Dans une récente interview sur l'avenir de l'open source, Bruce Perens a raison sur un point et tort sur la plupart. Ce pionnier est dans le vrai quand il souligne que « nos licences open source ne sont plus adaptées », même s'il ne sait pas pourquoi. (Selon lui, « c’est parce que les entreprises en ont identifié toutes les lacunes »). En fait, le problème, c’est que si aujourd’hui, l'open source occupe une place importante et essentielle, le modèle de licence est moins pertinent pour les grandes tendances IT de l’époque : le cloud et l’IA. En 2024, il est impératif que cela évolue.

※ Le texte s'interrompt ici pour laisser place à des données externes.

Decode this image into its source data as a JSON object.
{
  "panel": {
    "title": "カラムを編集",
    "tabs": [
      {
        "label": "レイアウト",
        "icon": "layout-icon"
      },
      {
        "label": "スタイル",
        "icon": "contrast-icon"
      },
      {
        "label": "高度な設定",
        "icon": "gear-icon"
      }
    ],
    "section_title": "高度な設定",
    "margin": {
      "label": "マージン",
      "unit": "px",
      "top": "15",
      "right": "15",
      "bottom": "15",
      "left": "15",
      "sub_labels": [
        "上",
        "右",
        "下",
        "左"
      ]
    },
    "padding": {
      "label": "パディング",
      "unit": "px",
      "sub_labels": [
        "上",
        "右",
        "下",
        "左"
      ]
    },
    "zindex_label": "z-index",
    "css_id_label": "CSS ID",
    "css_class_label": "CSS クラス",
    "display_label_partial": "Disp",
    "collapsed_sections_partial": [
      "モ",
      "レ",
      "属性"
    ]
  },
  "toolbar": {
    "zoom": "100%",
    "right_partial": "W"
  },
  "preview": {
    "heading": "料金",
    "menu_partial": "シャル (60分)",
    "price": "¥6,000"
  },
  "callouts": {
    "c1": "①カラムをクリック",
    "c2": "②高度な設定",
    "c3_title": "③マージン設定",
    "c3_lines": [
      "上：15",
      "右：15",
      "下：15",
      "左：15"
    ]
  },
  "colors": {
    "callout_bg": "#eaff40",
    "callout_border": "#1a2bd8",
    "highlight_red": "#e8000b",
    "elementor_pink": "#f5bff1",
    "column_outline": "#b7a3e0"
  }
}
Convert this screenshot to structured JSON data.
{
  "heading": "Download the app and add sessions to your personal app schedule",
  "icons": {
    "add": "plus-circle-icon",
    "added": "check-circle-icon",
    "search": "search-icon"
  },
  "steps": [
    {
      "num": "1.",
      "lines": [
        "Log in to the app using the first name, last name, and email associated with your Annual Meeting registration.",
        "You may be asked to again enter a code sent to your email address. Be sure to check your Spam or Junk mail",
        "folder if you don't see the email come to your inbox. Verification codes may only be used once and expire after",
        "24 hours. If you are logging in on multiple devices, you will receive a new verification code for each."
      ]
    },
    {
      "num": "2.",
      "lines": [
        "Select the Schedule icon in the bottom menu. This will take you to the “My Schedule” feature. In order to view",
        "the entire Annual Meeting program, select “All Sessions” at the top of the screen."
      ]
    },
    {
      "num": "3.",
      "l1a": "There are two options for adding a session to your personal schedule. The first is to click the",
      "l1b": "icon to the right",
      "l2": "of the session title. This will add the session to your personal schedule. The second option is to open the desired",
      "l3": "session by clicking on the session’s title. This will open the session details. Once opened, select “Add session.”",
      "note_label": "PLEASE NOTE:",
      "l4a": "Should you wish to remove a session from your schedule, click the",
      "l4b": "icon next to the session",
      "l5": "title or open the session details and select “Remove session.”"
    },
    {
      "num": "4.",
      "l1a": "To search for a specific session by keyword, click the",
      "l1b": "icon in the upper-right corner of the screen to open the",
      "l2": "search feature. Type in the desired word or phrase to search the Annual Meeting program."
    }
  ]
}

Les nuages s’amoncellent au-dessus de l'open source
Dans certains milieux, il est de bon ton de blâmer des entreprises comme MongoDB (NDLR : le contributeur travaille pour cette société), Neo4j, Elastic, HashiCorp, etc., au motif qu’elles auraient détourné l'esprit open source en imposant des licences du genre Business Source License, Commons Clause et Server Side Public License (SSPL). Mais le problème ne résulte pas de ces éditeurs en particulier, mais que ce qu’ils ont essayé de faire, à savoir distribuer des services « cloud » sous licences « open source ». Or cela ne fonctionne tout simplement pas pour le cloud. Difficile à croire ? Lors d'une interview, Stefano Maffulli, directeur exécutif de l’OSI (Open source Initiative), à l'origine de l’OSD (open source definition) m'a déclaré : « D’une certaine façon, l'open source a loupé l'évolution dans le mode de distribution et d’exécution des logiciels ». Toutes les licences ouvertes ont été conçues avant l'ère du cloud et sont basées sur une modalité de distribution des logiciels aujourd’hui obsolète. C’est le cas par exemple d’Affero General Public License (AGPL) qui n’était pas nativement cloud. Ainsi, « nous n'avons pas vraiment prêté attention à ce qui se passait et cela a donné lieu à beaucoup de tensions dans le secteur du cloud », a poursuivi le dirigeant.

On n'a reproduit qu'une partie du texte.